Alseamar Glider Maps Natural Gas Seeps

Alseamar had launched in March 2016 a glider of its SeaExplorer fleet on a site leaking gas seeps from the seabed.

This site known of oceanographers allowed to validate for the first time with a glider, the detection of these seeps present on the continental slope and to acquire unpublished data on the underwater dispersion of these gas seeps.

For confidentiality reason data had been protected for a period of time, but it has now been released by Alseamar.

The SeaExplorer glider is an underwater profiling drone piloted by satellite with weeks to months of endurance. It carried out a 10-day South / North and North / South route over 175 km, passing through several points of interest releasing gas seeps, equipped, among other things, with the Methane METS sensor from Franatech.

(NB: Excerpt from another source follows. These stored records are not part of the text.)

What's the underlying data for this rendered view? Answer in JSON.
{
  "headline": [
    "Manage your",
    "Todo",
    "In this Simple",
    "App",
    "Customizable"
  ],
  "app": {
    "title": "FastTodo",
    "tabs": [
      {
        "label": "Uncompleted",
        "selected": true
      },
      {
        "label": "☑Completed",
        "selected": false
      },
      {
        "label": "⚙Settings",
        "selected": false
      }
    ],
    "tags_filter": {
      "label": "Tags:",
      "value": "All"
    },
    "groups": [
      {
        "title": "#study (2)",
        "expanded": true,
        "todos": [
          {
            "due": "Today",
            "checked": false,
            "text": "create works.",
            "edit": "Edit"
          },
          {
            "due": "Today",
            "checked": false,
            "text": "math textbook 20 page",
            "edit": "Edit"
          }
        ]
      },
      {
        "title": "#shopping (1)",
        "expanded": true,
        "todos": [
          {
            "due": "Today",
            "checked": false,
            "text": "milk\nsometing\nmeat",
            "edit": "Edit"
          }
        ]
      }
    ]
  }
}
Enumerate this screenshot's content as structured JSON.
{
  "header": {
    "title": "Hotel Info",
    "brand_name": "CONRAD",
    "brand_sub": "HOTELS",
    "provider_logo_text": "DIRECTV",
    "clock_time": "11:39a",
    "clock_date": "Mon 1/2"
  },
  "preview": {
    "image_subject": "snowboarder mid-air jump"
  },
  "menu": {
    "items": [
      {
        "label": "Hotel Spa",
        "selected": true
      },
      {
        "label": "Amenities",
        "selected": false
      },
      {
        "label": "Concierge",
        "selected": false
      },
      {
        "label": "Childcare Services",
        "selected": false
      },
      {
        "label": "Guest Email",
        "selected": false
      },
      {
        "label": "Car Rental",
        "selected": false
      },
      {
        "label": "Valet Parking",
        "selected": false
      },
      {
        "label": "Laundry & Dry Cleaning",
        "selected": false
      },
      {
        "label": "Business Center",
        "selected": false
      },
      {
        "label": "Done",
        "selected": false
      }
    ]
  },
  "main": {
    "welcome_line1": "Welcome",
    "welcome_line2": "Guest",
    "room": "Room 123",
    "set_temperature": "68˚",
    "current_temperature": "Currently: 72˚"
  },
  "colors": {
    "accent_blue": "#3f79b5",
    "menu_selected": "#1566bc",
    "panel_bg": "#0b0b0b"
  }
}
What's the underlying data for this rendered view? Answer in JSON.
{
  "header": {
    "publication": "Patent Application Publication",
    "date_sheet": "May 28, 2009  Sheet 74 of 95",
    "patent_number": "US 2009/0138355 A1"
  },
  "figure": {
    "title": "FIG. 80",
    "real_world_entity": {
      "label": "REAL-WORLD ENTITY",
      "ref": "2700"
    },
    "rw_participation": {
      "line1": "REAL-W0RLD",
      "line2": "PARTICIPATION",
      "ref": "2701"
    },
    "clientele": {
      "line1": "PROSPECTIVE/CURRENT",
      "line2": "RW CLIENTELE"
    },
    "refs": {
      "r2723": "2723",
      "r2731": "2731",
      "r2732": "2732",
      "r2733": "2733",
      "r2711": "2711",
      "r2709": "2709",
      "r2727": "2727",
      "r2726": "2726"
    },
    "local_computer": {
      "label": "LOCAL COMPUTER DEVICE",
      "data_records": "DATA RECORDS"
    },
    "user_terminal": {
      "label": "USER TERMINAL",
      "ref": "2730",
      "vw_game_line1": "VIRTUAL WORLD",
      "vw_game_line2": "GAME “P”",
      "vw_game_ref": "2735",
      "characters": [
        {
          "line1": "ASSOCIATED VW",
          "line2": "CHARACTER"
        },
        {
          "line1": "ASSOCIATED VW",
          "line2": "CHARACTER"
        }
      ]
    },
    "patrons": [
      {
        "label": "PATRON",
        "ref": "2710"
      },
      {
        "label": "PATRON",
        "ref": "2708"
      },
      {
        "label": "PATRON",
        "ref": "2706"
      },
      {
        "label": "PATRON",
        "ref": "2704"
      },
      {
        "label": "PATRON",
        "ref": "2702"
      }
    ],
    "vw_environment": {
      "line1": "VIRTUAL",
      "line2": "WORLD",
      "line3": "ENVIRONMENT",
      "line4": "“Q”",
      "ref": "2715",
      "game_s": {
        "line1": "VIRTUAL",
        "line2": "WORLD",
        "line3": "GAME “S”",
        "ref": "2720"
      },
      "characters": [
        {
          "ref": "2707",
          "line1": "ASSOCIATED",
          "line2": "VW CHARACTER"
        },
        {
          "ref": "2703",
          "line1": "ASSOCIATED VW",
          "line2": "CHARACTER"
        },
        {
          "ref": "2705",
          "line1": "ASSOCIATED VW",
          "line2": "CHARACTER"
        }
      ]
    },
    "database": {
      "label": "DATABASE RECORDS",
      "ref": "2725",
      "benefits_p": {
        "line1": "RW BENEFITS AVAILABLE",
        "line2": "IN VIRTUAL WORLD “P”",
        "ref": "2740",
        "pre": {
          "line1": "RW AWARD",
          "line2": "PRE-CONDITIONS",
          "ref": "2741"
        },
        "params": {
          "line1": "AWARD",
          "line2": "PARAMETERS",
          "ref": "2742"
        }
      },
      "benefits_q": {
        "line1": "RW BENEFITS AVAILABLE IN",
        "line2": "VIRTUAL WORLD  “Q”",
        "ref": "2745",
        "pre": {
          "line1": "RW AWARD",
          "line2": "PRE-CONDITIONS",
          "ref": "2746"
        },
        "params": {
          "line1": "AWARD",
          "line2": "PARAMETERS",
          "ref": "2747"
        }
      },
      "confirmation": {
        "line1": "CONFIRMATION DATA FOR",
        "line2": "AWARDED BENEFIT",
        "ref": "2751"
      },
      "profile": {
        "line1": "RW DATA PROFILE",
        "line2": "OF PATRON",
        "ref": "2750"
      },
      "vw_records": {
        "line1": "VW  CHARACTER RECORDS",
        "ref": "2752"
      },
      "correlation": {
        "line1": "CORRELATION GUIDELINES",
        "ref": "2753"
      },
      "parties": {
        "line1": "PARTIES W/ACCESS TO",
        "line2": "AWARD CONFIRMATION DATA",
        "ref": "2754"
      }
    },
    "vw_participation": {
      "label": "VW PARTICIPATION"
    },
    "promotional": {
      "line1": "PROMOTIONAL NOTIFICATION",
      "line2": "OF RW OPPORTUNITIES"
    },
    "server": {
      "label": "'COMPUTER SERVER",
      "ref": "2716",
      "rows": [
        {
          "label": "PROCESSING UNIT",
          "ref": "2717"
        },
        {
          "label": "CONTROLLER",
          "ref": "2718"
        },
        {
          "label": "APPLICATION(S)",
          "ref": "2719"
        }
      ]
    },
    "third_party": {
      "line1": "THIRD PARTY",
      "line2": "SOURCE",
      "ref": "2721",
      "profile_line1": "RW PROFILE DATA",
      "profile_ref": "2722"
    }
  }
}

Data collected in real time by the glider allowed detection and mapping of these seeps in the outward as well as in the return. The glider emphasized the gas plumes (red signal on the graphs) and in particular the dissolved part of the gas plume in the water column, which could be detected thanks to the high sensitivity of the methane sensor.

For liquid hydrocarbon detection in water, Alseamar usually uses the Minifluo fluorometer targetting the specific wavelengths of PAHs components.

The operational teams of Alseamar have applied their know-how to process, analyze and map the collected data in 3D.

This operation has demonstrated the ability of the SeaExplorer glider to study unknown marine geological phenomena. This was a world first and offers many possibilities for exploration and knowledge of the marine environment, Alsemar noted.